El tesoro y el barro

Stefano Filippi

«Un tesoro precioso en una vasija de barro». La imagen bíblica de la desproporción total, del bien que se entrega en manos de la fragilidad. El cardenal Carlo Caffarra describía así la ordenación episcopal de monseñor Massimo Camisasca. Y a los pocos minutos, Camisasca, delante de él, se tumbaba en el suelo, con el rostro pegado al pavimento de mármol de San Juan de Letrán, mientras se invocaba la acción del Espíritu sobre él.
Era la vigilia de la Inmaculada, una de las fiestas más queridas para el pueblo de fieles. Durante esta vigilia, en la basílica de San Juan, la catedral de Roma, monseñor Camisasca fue ordenado obispo de Reggio Emilia - Guastalla. La iglesia estaba llena de gente, peregrinos de la diócesis y autoridades civiles, amigos, familias enteras, abuelos y niños. Y «sus» sacerdotes y seminaristas de la Fraternidad de San Carlos, y tantas personas que gracias a su humanidad han descubierto (o reencontrado) la fascinación y el atractivo de Jesucristo.

Un pueblo. Cuatro mil personas de fiesta en la solemnidad de una ceremonia larga pero esencial, acompañada por el canto gregoriano y por el coro de Pippo Molino. Allí todo, desde el silencio y los abrazos al recién llegado por parte de cardenales (Ruini, Vallini, Herranz, Piacenza) y obispos, hasta la conmoción final de Camisasca, todo hablaba de ese tesoro y de ese barro.
«La fe de los sencillos vence a la mentalidad del mundo», repetía el arzobispo de Bolonia a su «querido don Massimo». «Cantad al Señor un himno nuevo porque ha hecho maravillas», entonaba el coro. Y Caffarra decía: «La maravilla realizada por el Señor es su decisión de posar el tesoro de la sucesión apostólica dentro del barro que son los hombres que comparten totalmente la condición de sus hermanos. Es Cristo quien, en el ministerio del obispo, continúa predicando el Evangelio y guiando a su pueblo».

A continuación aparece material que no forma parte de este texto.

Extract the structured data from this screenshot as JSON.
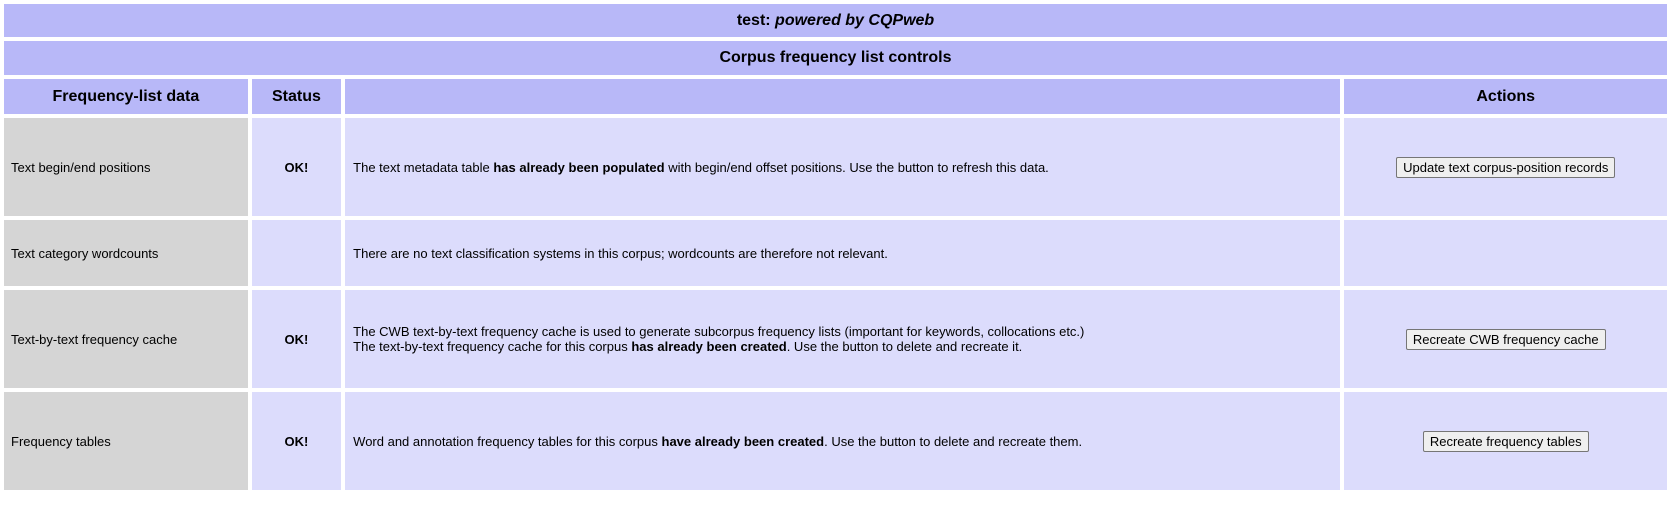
{
  "header": {
    "title_prefix": "test: ",
    "title_em": "powered by CQPweb",
    "section_title": "Corpus frequency list controls"
  },
  "columns": {
    "data": "Frequency-list data",
    "status": "Status",
    "description": "",
    "actions": "Actions"
  },
  "rows": [
    {
      "name": "Text begin/end positions",
      "status": "OK!",
      "desc": {
        "before": "The text metadata table ",
        "bold": "has already been populated",
        "after": " with begin/end offset positions. Use the button to refresh this data."
      },
      "button": "Update text corpus-position records"
    },
    {
      "name": "Text category wordcounts",
      "status": "",
      "desc": {
        "text": "There are no text classification systems in this corpus; wordcounts are therefore not relevant."
      },
      "button": ""
    },
    {
      "name": "Text-by-text frequency cache",
      "status": "OK!",
      "desc": {
        "line1": "The CWB text-by-text frequency cache is used to generate subcorpus frequency lists (important for keywords, collocations etc.)",
        "before": "The text-by-text frequency cache for this corpus ",
        "bold": "has already been created",
        "after": ". Use the button to delete and recreate it."
      },
      "button": "Recreate CWB frequency cache"
    },
    {
      "name": "Frequency tables",
      "status": "OK!",
      "desc": {
        "before": "Word and annotation frequency tables for this corpus ",
        "bold": "have already been created",
        "after": ". Use the button to delete and recreate them."
      },
      "button": "Recreate frequency tables"
    }
  ],
  "colors": {
    "header_bg": "#b8b8f8",
    "general_bg": "#dcdcfc",
    "grey_bg": "#d5d5d5"
  }
}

Y «la libertad del hombre es el riesgo que asume Dios». A la llamada uno puede responder con «la desobediencia de la incredulidad o con la obediencia de la fe. Tenemos así la posibilidad de descifrar el enigma de la historia. Dos fuerzas se cruzan, se encuentran y se oponen: la fuerza inherente a la desobediencia de la incredulidad y la fuerza inherente a la obediencia de la fe de María y de los discípulos del Señor».
Don Massimo estaba conmovido, y así se pudo ver al término de la celebración, mientras saludaba a la multitud. «Sólo deseo una cosa: entrar en la voluntad de Dios, en su acción de Padre creador y salvador. Sólo espero una cosa: conocer y dar a conocer al Hijo de Dios. Sólo anhelo una cosa: gozar de la alegría del Espíritu. Os pido que me ayudéis a vivir por esto, y sólo por esto». Dio las gracias al Papa, recordó a sus padres y rememoró «el capítulo intenso, profundo y nunca acabado de mi encuentro con don Luigi Giussani y de mi filiación hacia él. Él fue un gigante de la fe y un profundo conocedor del hombre y del acontecimiento cristiano».

La voz se le quebraba. Y terminó por romperse cuando el nuevo obispo se dirigió a los sacerdotes de la Fraternidad, «la obra a la que he dedicado tantas energías y que me ha beneficiado con consuelos inmensos. Recuerdo uno a uno a mis hermanos, sacerdotes y seminaristas. Ni una brizna de lo que he vivido con vosotros se perderá. Os llevo en mi corazón para la eternidad».
Fuera ya había oscurecido, llovía con fuerza sobre Roma, pero en el claustro del Seminario romano, detrás de la basílica, había una gran fiesta. El obispo de Reggio Emilia quiso saludar a todos, uno a uno, bajo el pórtico. Para él se abre «una nueva etapa» en Reggio Emilia, la ciudad que vio nacer a las Brigadas Rojas, la ciudad del cardenal Ruini y de Romano Prodi, la diócesis donde se encuentra Brescello, «patria» de Pepón y don Camilo. El domingo por la tarde será la entrada solemne. Llegará con una conciencia clara: «Nada se pierde, todo se conserva para la eternidad».